Mrs. Snitchey and Mrs. Craggs, wives of the two lawyers. Mrs. Snitchey was, on principle, suspicious of Mr. Craggs; and Mrs. Craggs was, on principle, suspicious of Mr. Snitchey. Mrs. Craggs would say to her lord and master:

Your Snitcheys, indeed! I don’t see what you want with your Snitcheys, for my part. You trust a great deal too much to your Snitcheys, I think, and I hope you may never find my words come true.

Mrs. Snitchey would observe to Mr. Snitchey:

Snitchey, if ever you were led away by man, take my word for it you are led away by Craggs; and if ever I can read a double purpose in mortal eye, I can read it in Craggs’s eye.--C. Dickens, The Battle of Life, ii. (1846).

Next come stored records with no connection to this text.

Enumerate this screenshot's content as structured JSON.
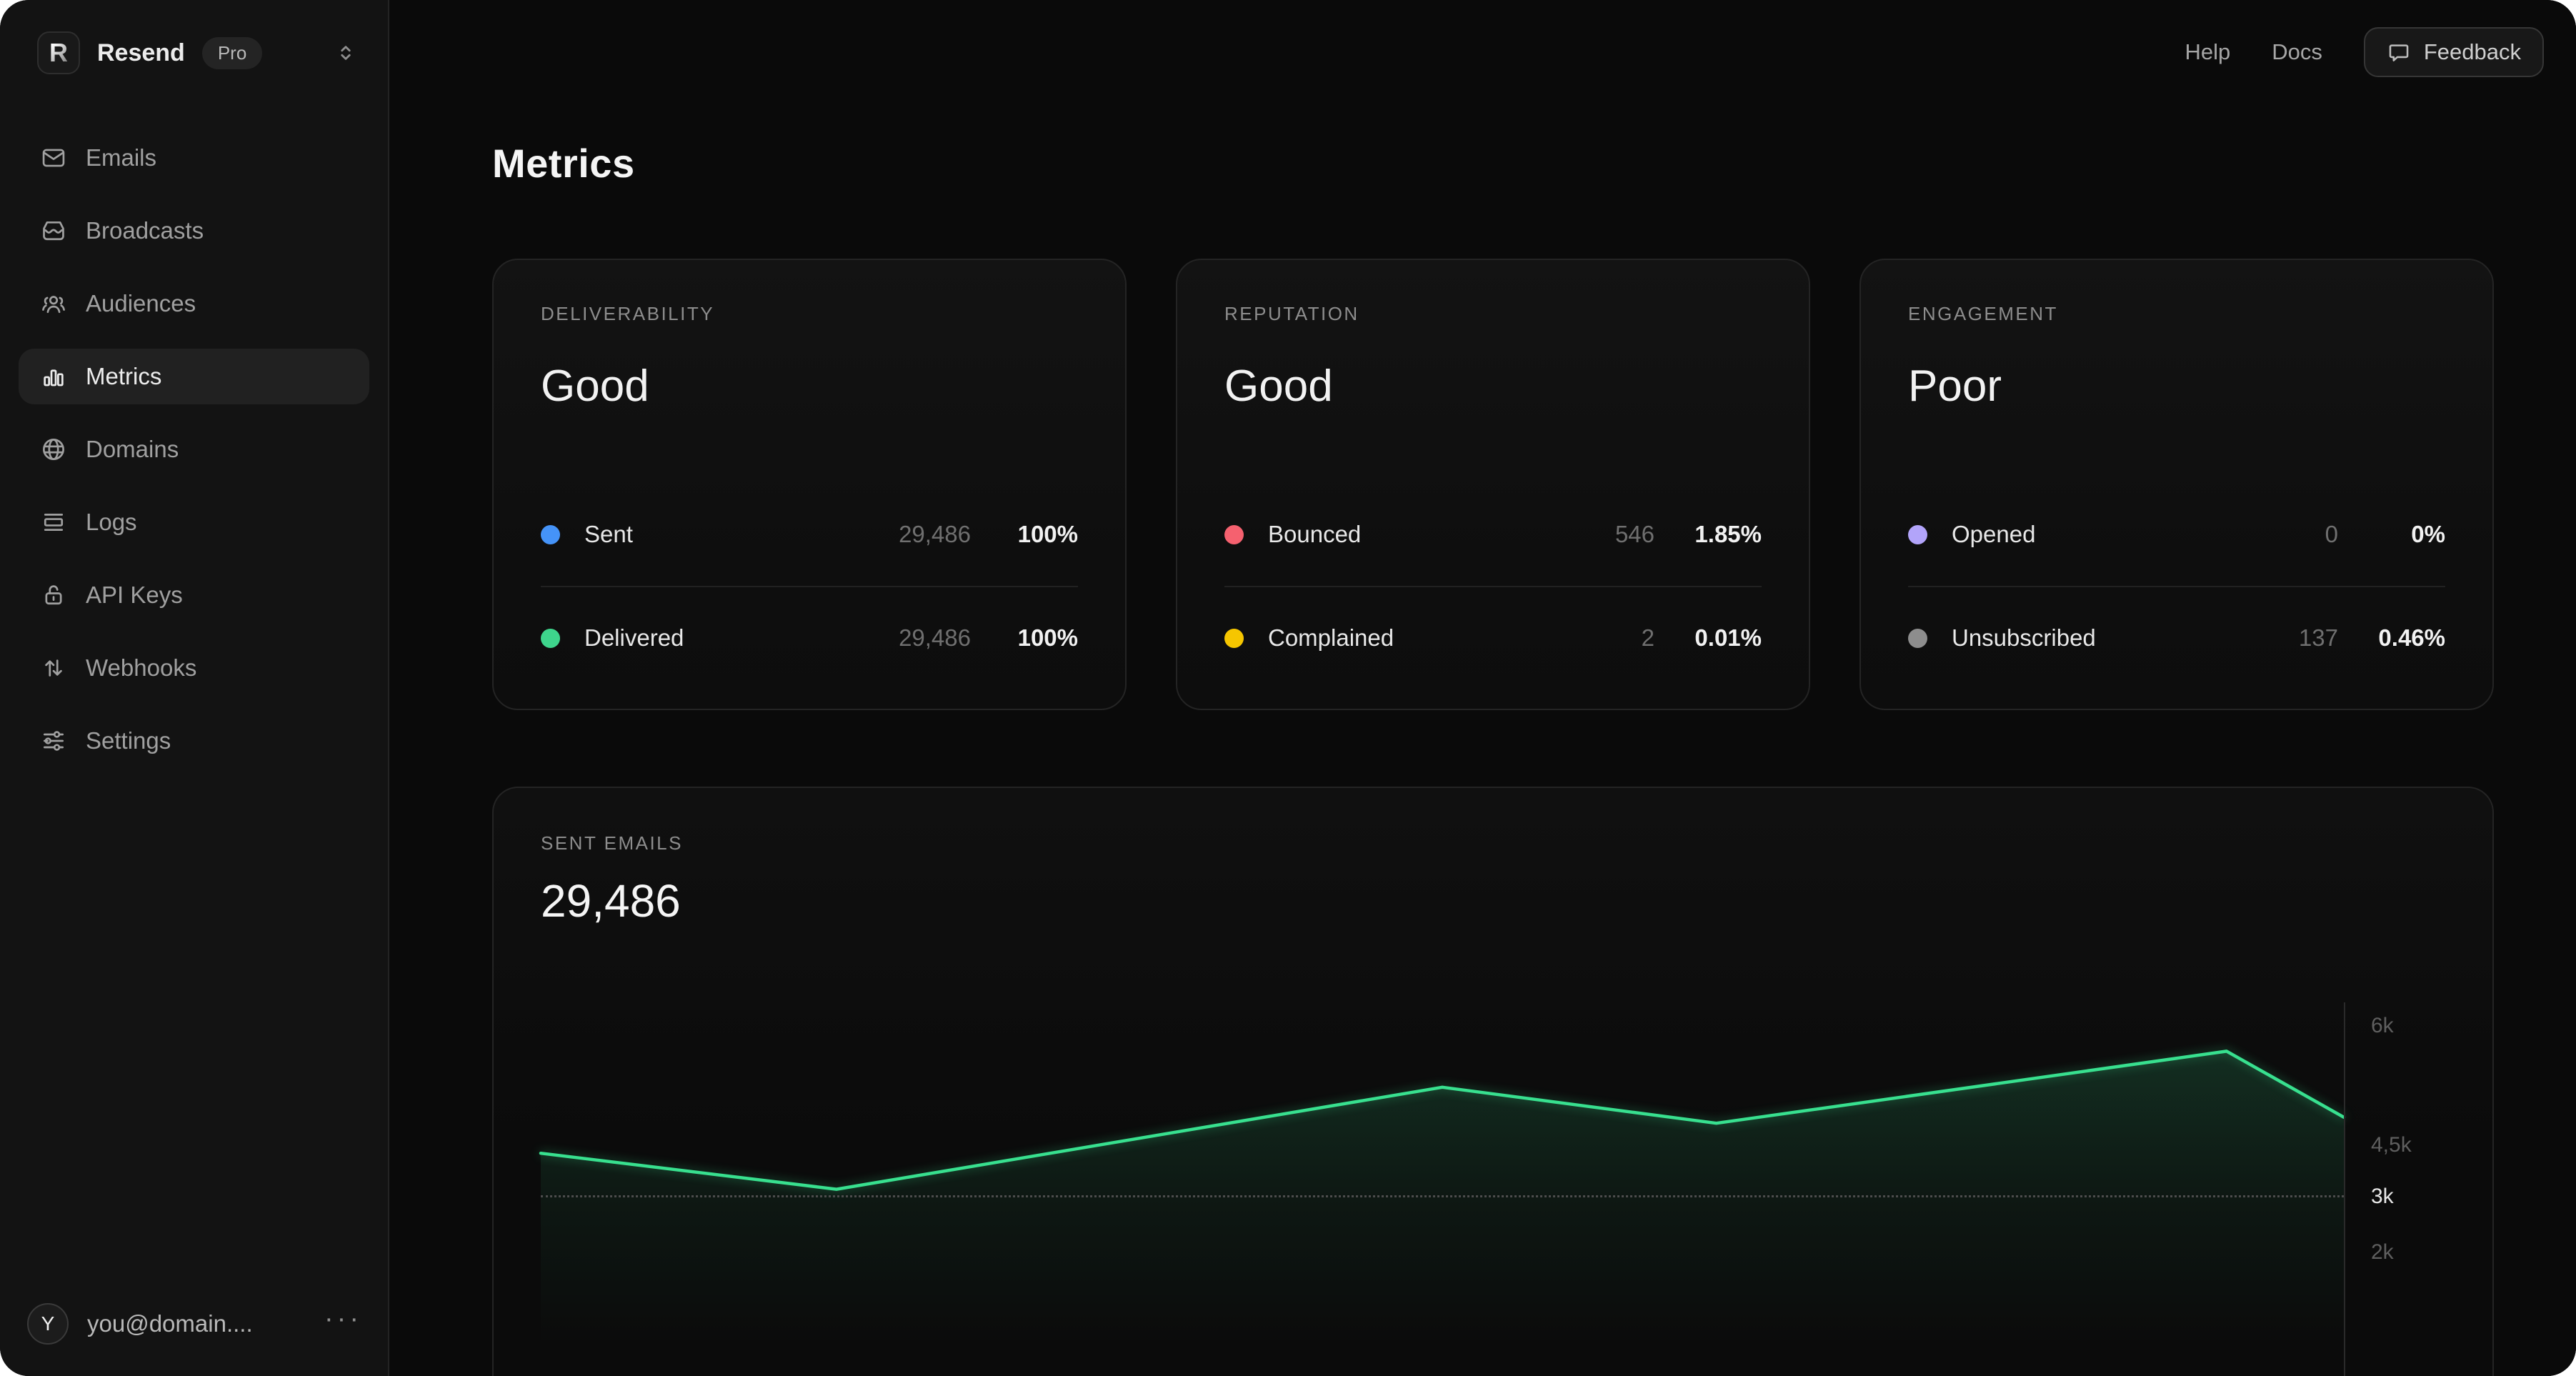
{
  "colors": {
    "accent_green": "#38e08f",
    "window_bg": "#0a0a0a",
    "sidebar_bg": "#131313",
    "dot_sent": "#4593f8",
    "dot_delivered": "#3ed58c",
    "dot_bounced": "#f5616f",
    "dot_complained": "#f6c600",
    "dot_opened": "#b2a4fa",
    "dot_unsubscribed": "#8d8d8d"
  },
  "sidebar": {
    "brand": {
      "logo_letter": "R",
      "name": "Resend",
      "plan_badge": "Pro"
    },
    "items": [
      {
        "icon": "mail-icon",
        "label": "Emails",
        "active": false
      },
      {
        "icon": "broadcast-icon",
        "label": "Broadcasts",
        "active": false
      },
      {
        "icon": "audiences-icon",
        "label": "Audiences",
        "active": false
      },
      {
        "icon": "metrics-icon",
        "label": "Metrics",
        "active": true
      },
      {
        "icon": "globe-icon",
        "label": "Domains",
        "active": false
      },
      {
        "icon": "logs-icon",
        "label": "Logs",
        "active": false
      },
      {
        "icon": "lock-icon",
        "label": "API Keys",
        "active": false
      },
      {
        "icon": "webhooks-icon",
        "label": "Webhooks",
        "active": false
      },
      {
        "icon": "settings-icon",
        "label": "Settings",
        "active": false
      }
    ],
    "user": {
      "avatar_initial": "Y",
      "email": "you@domain....",
      "menu": "···"
    }
  },
  "header": {
    "links": [
      {
        "label": "Help"
      },
      {
        "label": "Docs"
      }
    ],
    "feedback_button": {
      "label": "Feedback"
    }
  },
  "main": {
    "title": "Metrics",
    "summary_cards": [
      {
        "category": "DELIVERABILITY",
        "status": "Good",
        "rows": [
          {
            "label": "Sent",
            "dot_color": "#4593f8",
            "value": "29,486",
            "percent": "100%"
          },
          {
            "label": "Delivered",
            "dot_color": "#3ed58c",
            "value": "29,486",
            "percent": "100%"
          }
        ]
      },
      {
        "category": "REPUTATION",
        "status": "Good",
        "rows": [
          {
            "label": "Bounced",
            "dot_color": "#f5616f",
            "value": "546",
            "percent": "1.85%"
          },
          {
            "label": "Complained",
            "dot_color": "#f6c600",
            "value": "2",
            "percent": "0.01%"
          }
        ]
      },
      {
        "category": "ENGAGEMENT",
        "status": "Poor",
        "rows": [
          {
            "label": "Opened",
            "dot_color": "#b2a4fa",
            "value": "0",
            "percent": "0%"
          },
          {
            "label": "Unsubscribed",
            "dot_color": "#8d8d8d",
            "value": "137",
            "percent": "0.46%"
          }
        ]
      }
    ],
    "chart_card": {
      "category": "SENT EMAILS",
      "total": "29,486"
    }
  },
  "chart_data": {
    "type": "area",
    "title": "SENT EMAILS",
    "total": "29,486",
    "series": [
      {
        "name": "Sent",
        "points": [
          {
            "x_fraction": 0.0,
            "value": 3700
          },
          {
            "x_fraction": 0.164,
            "value": 3100
          },
          {
            "x_fraction": 0.5,
            "value": 4800
          },
          {
            "x_fraction": 0.652,
            "value": 4200
          },
          {
            "x_fraction": 0.935,
            "value": 5400
          },
          {
            "x_fraction": 1.0,
            "value": 4300
          }
        ]
      }
    ],
    "y_ticks": [
      {
        "label": "6k"
      },
      {
        "label": "4,5k"
      },
      {
        "label": "3k"
      },
      {
        "label": "2k"
      }
    ],
    "reference_line_value": "3k",
    "ylim_visible": [
      2000,
      6000
    ],
    "line_color": "#38e08f",
    "fill": "green-gradient-fade",
    "grid": "dashed-reference-only",
    "legend": "none",
    "xlabel": "",
    "ylabel": ""
  }
}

Snodgrass (Augustus), M.P.C., a poetical young man, who travels about with Mr. Pickwick, “to inquire into the source of the Hampstead ponds.” He marries Emily Wardle.--C. Dickens, The Pickwick Papers (1836).

Snoring (Great). “Rector of Great Snoring,” a dull, prosy preacher.

Snorro Sturleson, last of the great Icelandic scalds or court poets. He was author of the Younger Edda, in prose, and of the Heimskringla, a chronicle, in verse, of the history of Norway, from the earliest times to the year 1177. The Younger Edda is an abridgement of the Rhythmical Edda (see Sæmund Sigfusson). The Heimskringla appeared in 1230, and the Younger Edda is often called the Snorro Edda. Snorro Sturleson incurred the displeasure of Hakon, king of Norway, who employed assassins to murder him (1178-1241).

⁂ The Heimskringla was translated into English by Samuel Laing, in 1844.

Snout (Tom), the tinker who takes part in the “tragedy” of Pyrămus and Thisbe, played before the duke and duchess of Athens “on their wedding day at night.” Next to Peter Quince and Nick Bottom, the weaver, Snout was by far the most self-important man of the troupe. He was cast for Pyramus’s father, but has nothing to say, and does not even put in an appearance during the play.--Shakespeare, Midsummer Night’s Dream (1592).

Snow King (The), Gustavus Adolphus of Sweden, king of Sweden, killed in the Thirty Years’ War, at the battle of Lutzen. The cabinet of Vienna said, in derision of him, “The Snow King is come, but he can live only in the north, and will melt away as soon as he feels the sun” (1594, 1611-1632).